Almir Garnier, ex-comandante da Marinha
O advogado Demóstenes Torres criticou a ausência de individualização da conduta do militar que estaria ligada aos crimes apontados pela denúncia e alegou a existência de uma “narrativa globalizante”. Também pediu a anulação da delação de Mauro Cid.
Anderson Torres, ex-ministro da Justiça
O advogado Eumar Novacki negou que o réu tenha se ausentado do Brasil de forma intencional diurante os atos de 8 de janeiro — na ocasião, ele era secretário de segurança do Distrito Federal. Afirmou que a minuta do golpe encontrada na casa do ex-ministro seria um documento que “circulava na internet” e que seria “uma minuta apócrifa, que não fazia qualquer sentido”.

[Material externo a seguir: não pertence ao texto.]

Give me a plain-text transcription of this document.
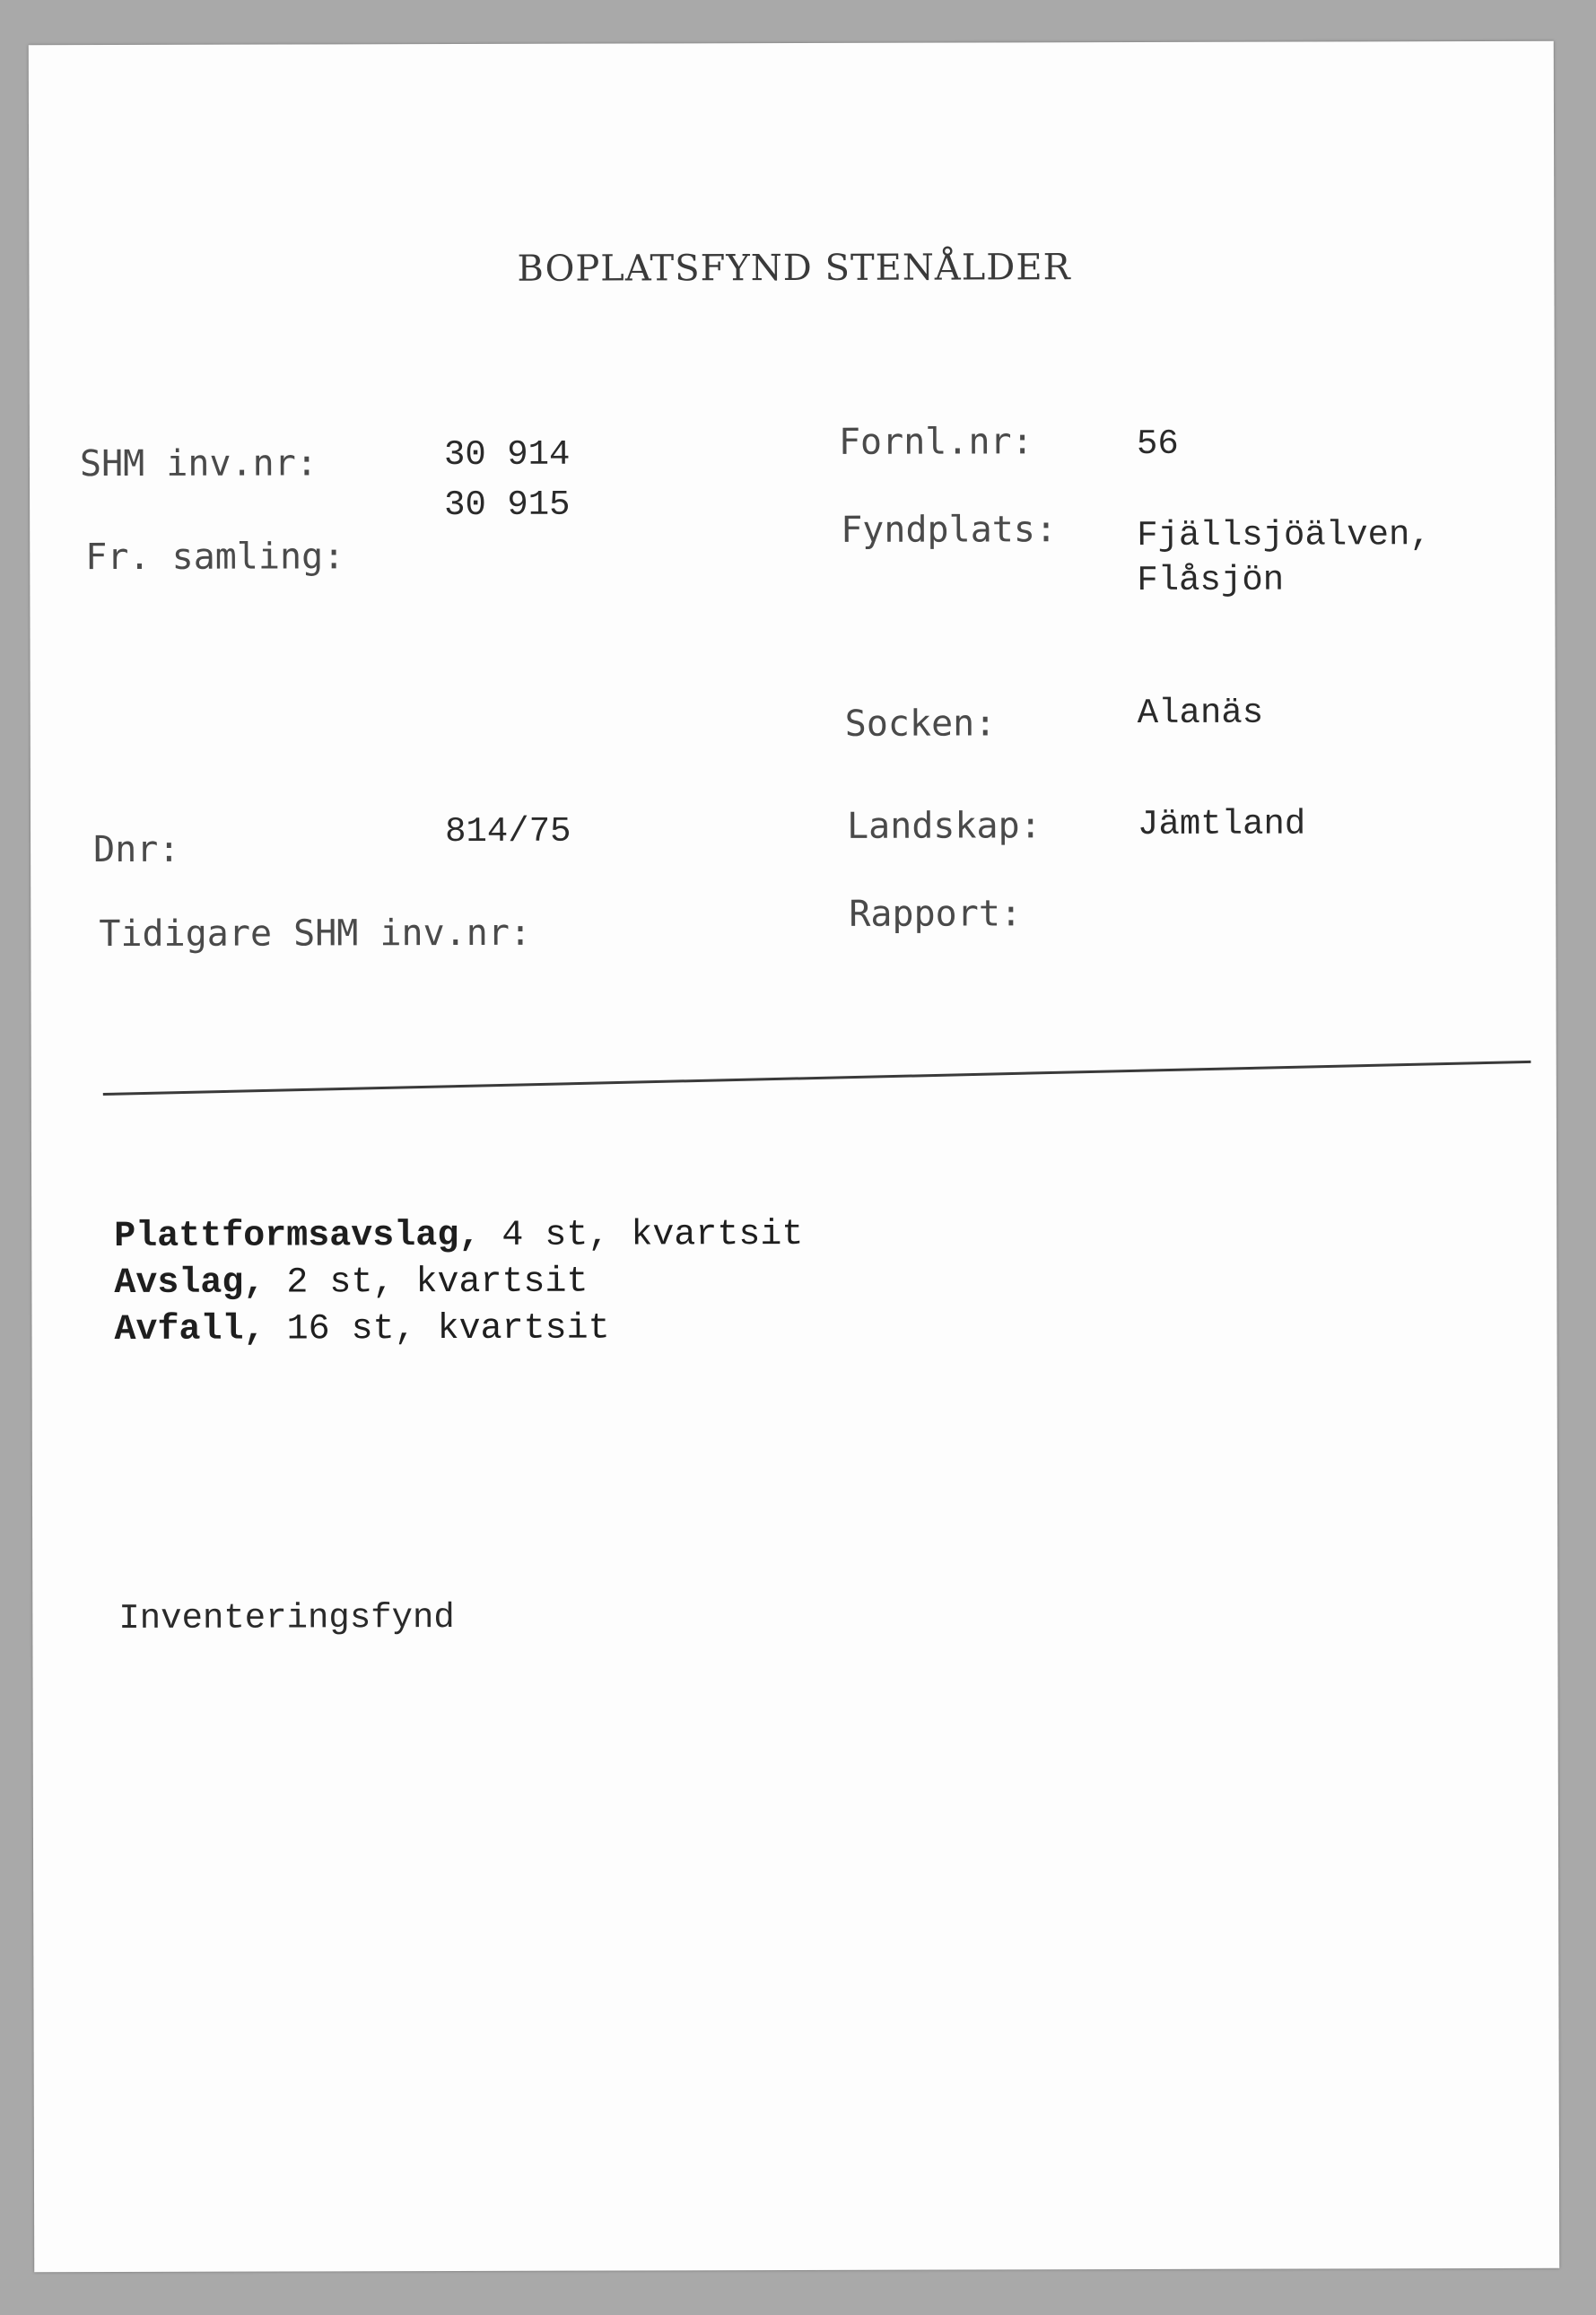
BOPLATSFYND STENÅLDER
SHM inv.nr:	30 914
30 915
Fr. samling:
Dnr:	814/75
Tidigare SHM inv.nr:
Fornl.nr:	56
Fyndplats: Fjällsjöälven,
Flåsjön
Socken:	Alanäs
Landskap:	Jämtland
Rapport:
Plattformsavslag, 4 st, kvartsit
Avslag, 2 st, kvartsit
Avfall, 16 st, kvartsit
Inventeringsfynd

Augusto Heleno, ex-chefe do Gabinete de Segurança Institucional (GSI)
Já no segundo dia de julgamento, o advogado Matheus Milanez afirmou que o general não pressionou nenhum militar para aderir à trama golpista. Alegou que já não era tão próximo do governo nos últimos meses de gestão e que não estava participando das decisões. Foi o advogado mais crítico ao ministro Alexandre de Moraes, confrontando no discurso a maneira de conduzir processo e afirmando que teria ultrapassado os limites de juiz ao tomar a iniciativa de coleta de provas.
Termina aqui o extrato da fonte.